PASUNDANEKSPRES.ID - Pemerintah melalui Kementerian Luar Negeri Republik Indonesia memberikan tanggapan resmi terkait laporan keberadaan kapal tanker Iran masuk perairan RI.
Juru Bicara Kemlu RI, Yvon Mewengkang, menyatakan bahwa pihaknya telah mencatat laporan tersebut dan saat ini tengah melakukan langkah verifikasi serta penanganan di lapangan.
Pemerintah menegaskan bahwa koordinasi antar instansi terus diperkuat guna memastikan kondisi tetap terkendali.
Verifikasi Lapangan dan Koordinasi Pemerintah
Kemlu menegaskan bahwa kapal tanker Iran perairan RI saat ini masih dalam proses verifikasi langsung.

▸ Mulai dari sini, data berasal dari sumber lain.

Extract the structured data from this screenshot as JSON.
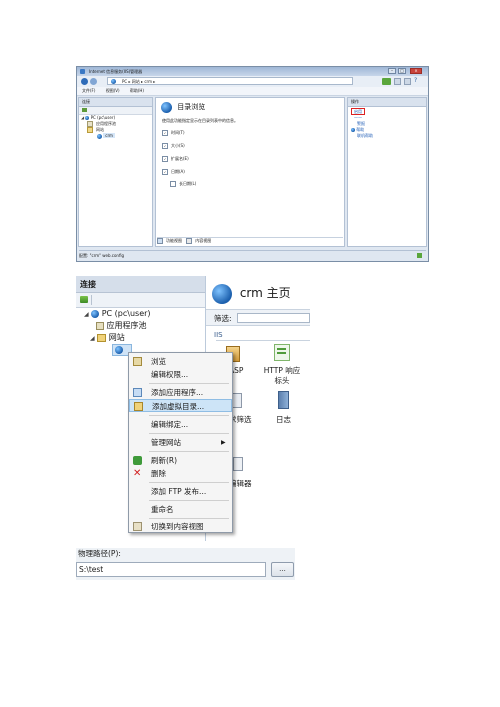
{
  "window1": {
    "title": "Internet 信息服务(IIS)管理器",
    "address_segments": [
      "PC",
      "网站",
      "crm"
    ],
    "menu": [
      "文件(F)",
      "视图(V)",
      "帮助(H)"
    ],
    "connections_header": "连接",
    "tree": {
      "server": "PC (pc\\user)",
      "app_pools": "应用程序池",
      "sites": "网站",
      "site": "crm"
    },
    "feature": {
      "title": "目录浏览",
      "description": "使用此功能指定显示在目录列表中的信息。",
      "options": [
        {
          "label": "时间(T)",
          "checked": true
        },
        {
          "label": "大小(S)",
          "checked": true
        },
        {
          "label": "扩展名(E)",
          "checked": true
        },
        {
          "label": "日期(A)",
          "checked": true
        },
        {
          "label": "长日期(L)",
          "checked": false
        }
      ]
    },
    "bottom_tabs": [
      "功能视图",
      "内容视图"
    ],
    "actions_header": "操作",
    "actions": {
      "enable": "启用",
      "alerts": "警报",
      "help": "帮助",
      "online_help": "联机帮助"
    },
    "status": "配置: \"crm\" web.config"
  },
  "window2": {
    "connections_header": "连接",
    "tree": {
      "server": "PC (pc\\user)",
      "app_pools": "应用程序池",
      "sites": "网站"
    },
    "home_title": "crm 主页",
    "filter_label": "筛选:",
    "group_label": "IIS",
    "features": [
      {
        "label": "ASP",
        "icon": "asp-icon"
      },
      {
        "label": "HTTP 响应标头",
        "icon": "http-headers-icon"
      },
      {
        "label": "求筛选",
        "icon": "request-filter-icon"
      },
      {
        "label": "日志",
        "icon": "log-icon"
      },
      {
        "label": "编辑器",
        "icon": "editor-icon"
      }
    ],
    "context_menu": [
      {
        "label": "浏览",
        "icon": "browse-icon",
        "highlighted": false
      },
      {
        "label": "编辑权限...",
        "icon": "",
        "highlighted": false
      },
      {
        "label": "添加应用程序...",
        "icon": "add-app-icon",
        "highlighted": false
      },
      {
        "label": "添加虚拟目录...",
        "icon": "add-vdir-icon",
        "highlighted": true
      },
      {
        "label": "编辑绑定...",
        "icon": "",
        "highlighted": false
      },
      {
        "label": "管理网站",
        "icon": "",
        "highlighted": false,
        "submenu": true
      },
      {
        "label": "刷新(R)",
        "icon": "refresh-icon",
        "highlighted": false
      },
      {
        "label": "删除",
        "icon": "delete-icon",
        "highlighted": false
      },
      {
        "label": "添加 FTP 发布...",
        "icon": "",
        "highlighted": false
      },
      {
        "label": "重命名",
        "icon": "",
        "highlighted": false
      },
      {
        "label": "切换到内容视图",
        "icon": "content-view-icon",
        "highlighted": false
      }
    ]
  },
  "window3": {
    "label": "物理路径(P):",
    "value": "S:\\test",
    "browse_button": "..."
  }
}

Langkah ini dilakukan untuk memastikan tidak ada pelanggaran hukum yang terjadi di wilayah perairan Indonesia.
Selain itu, koordinasi lintas lembaga juga dilakukan secara intensif untuk menjaga keamanan dan stabilitas maritim nasional.
Kronologi Kapal Tanker Iran Masuk Perairan RI
Dua kapal tanker asal Iran, yakni Hug dan Derya, dilaporkan memasuki wilayah Indonesia setelah melewati kawasan strategis.
Kapal tersebut disebut berhasil melewati blokade angkatan laut Amerika Serikat di Selat Hormuz. Setelah itu, kapal terdeteksi melintasi Selat Lombok dan bergerak menuju Kepulauan Riau.
Pergerakan ini menjadi perhatian karena jalur tersebut merupakan salah satu rute penting dalam perdagangan energi global.
Mengacu pada Hukum Laut Internasional
Dalam pernyataan resmi yang diterima dari Kompas TV, pemerintah Indonesia menegaskan bahwa navigasi kapal asing tunduk pada UNCLOS 1982.
Konvensi ini mengatur hak lintas kapal di berbagai zona maritim, termasuk hak lintas damai bagi kapal asing.
Pemerintah memandang bahwa kapal tanker Iran perairan RI tersebut masih menjalankan hak lintas sesuai hukum internasional, meskipun proses verifikasi tetap dilakukan.
Keberadaan kapal tanker Iran masuk perairan RI menjadi perhatian serius pemerintah. Namun, pendekatan yang diambil tetap mengedepankan verifikasi, koordinasi, dan kepatuhan terhadap hukum internasional.
Langkah ini menunjukkan komitmen Indonesia dalam menjaga kedaulatan wilayah sekaligus menghormati aturan global di sektor maritim.